Les essences de mimosas et de romarin se mêlent aux effluves de raisins. Le premier salon « Vins de Provence Experience », organisé par le conseil interprofessionnel des vins de Provence (CIVP), pose ses valises les 27 et 28 février au Palais du Pharo.
Sur place, près de 200 stands, des plus grands domaines aux plus petites cave de la région, présentent leurs bouteilles. Et en Provence, on voit la vie en rose. Le territoire est en effet le premier producteur de vins rosés au monde, et souhaite le montrer. Si le marché du vin est mûr en France, les viticulteurs et distributeurs de Provence se développent à l’export (40%), tout en montant en gamme.
Le ruban en satin rosé est coupé. Éric Pastorino, le président du CIVP, et Renaud Muselier, le président de la Région Sud, déclarent« ouvert » le premier salon du vin de Provence. L’évènement regroupe les trois appellations d’origine contrôlée (AOC) : le Côtes de Provence (73%), le Coteaux d’Aix-en-Provence (16%) et le Coteaux Varois (11%).
Les deux représentants ont enfilé une écharpe du même coloris : un outil marketing pour valoriser la filière locale de rosé. « Je me souviens de l’époque où il fallait enterrer le rosé. Pour l’Europe, c’était un mélange entre le rouge et le blanc », se rappelle Renaud Muselier, qui a exercé un mandat de député européen entre 2014 et 2019.
À présent, la Région Sud revendique sa spécialisation : 91% des bouteilles de vin produites localement sont rosées, contre 5% pour le vin rouge et 4% pour le vin blanc. « Gardons cette spécificité », soutient le président de région, avant de filer au salon de l’agriculture à Paris.

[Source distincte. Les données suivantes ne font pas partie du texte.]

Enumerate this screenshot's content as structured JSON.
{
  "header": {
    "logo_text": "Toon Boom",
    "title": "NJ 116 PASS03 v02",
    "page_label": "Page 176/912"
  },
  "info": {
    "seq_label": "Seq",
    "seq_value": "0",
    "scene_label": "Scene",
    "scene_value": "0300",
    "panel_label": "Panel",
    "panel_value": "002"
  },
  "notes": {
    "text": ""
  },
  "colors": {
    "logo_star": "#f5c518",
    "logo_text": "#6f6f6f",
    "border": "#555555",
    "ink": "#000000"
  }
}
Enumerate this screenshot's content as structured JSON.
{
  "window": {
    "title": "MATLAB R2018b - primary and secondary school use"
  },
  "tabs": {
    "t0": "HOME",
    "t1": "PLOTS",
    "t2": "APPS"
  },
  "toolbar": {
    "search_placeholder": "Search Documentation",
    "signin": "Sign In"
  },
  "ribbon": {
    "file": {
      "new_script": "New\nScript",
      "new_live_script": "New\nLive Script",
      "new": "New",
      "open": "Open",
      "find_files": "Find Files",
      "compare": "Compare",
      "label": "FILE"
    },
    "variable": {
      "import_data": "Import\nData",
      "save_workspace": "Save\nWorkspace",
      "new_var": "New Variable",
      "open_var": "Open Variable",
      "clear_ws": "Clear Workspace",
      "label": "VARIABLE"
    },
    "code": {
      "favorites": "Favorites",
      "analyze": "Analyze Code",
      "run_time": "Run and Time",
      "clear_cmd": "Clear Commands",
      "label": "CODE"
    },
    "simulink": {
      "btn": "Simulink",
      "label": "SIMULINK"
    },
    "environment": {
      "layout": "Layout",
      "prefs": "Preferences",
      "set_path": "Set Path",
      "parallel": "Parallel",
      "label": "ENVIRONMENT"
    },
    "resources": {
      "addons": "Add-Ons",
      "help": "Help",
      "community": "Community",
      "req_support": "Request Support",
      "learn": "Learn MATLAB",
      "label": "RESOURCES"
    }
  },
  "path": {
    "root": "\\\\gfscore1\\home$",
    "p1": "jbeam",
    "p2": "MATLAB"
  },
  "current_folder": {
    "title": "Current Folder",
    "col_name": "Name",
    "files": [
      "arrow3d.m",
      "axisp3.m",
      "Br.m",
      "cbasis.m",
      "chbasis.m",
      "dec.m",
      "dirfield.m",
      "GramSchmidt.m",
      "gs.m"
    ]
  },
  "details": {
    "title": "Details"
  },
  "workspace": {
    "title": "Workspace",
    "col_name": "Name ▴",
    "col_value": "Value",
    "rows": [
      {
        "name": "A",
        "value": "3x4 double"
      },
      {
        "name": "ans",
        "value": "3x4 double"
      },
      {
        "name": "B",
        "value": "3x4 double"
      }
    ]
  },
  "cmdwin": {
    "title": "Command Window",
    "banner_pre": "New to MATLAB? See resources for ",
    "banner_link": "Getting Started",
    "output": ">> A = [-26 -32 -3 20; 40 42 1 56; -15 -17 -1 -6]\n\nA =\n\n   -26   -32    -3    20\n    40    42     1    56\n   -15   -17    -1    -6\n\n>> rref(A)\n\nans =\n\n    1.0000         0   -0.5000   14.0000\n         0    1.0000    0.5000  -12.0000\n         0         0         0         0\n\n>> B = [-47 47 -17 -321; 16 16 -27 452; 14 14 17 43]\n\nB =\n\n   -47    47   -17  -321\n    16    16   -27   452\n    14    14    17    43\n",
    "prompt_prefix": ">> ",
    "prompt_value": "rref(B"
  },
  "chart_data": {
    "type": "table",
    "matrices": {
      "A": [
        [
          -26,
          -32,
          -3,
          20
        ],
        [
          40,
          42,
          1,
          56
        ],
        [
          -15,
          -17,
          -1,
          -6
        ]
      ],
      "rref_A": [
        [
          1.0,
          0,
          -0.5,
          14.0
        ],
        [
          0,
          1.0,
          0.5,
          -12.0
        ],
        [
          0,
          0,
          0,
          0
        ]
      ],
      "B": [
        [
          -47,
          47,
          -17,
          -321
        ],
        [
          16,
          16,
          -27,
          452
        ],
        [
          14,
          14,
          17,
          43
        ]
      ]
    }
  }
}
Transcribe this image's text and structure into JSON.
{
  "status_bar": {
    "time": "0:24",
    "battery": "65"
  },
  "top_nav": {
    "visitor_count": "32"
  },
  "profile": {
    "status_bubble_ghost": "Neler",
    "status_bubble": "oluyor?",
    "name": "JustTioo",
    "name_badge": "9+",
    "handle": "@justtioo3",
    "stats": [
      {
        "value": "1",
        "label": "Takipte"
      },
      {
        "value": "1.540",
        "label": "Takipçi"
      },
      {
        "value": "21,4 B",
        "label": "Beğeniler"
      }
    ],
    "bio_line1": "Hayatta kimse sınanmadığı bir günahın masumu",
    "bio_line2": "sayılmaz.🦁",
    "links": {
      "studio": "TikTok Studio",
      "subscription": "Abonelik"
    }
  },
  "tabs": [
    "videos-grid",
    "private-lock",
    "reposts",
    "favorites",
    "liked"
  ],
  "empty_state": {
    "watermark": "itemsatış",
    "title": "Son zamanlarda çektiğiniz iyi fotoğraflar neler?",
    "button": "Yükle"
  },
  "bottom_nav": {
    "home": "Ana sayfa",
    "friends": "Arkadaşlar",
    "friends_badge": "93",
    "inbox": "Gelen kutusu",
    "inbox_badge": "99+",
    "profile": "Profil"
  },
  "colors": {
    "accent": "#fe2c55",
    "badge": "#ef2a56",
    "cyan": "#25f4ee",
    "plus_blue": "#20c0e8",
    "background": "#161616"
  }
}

Le chef marseillais triplement étoilé Alexandre Mazzia se tient à sa droite. Le cuisinier star est une tête d’affiche du salon. Il anime la première conférence au milieu des stands avec son jeune sommelier, Kevin Barbau. Ensemble, ils ont sélectionné trois cuvées pour agrémenter la carte du prestigieux restaurant « AM », installé dans le 8e arrondissement de Marseille : un Château Gibon , un Grand vigne et un Terre des anges, Château paradis. Les verres trinquent, l’émulation se ressent.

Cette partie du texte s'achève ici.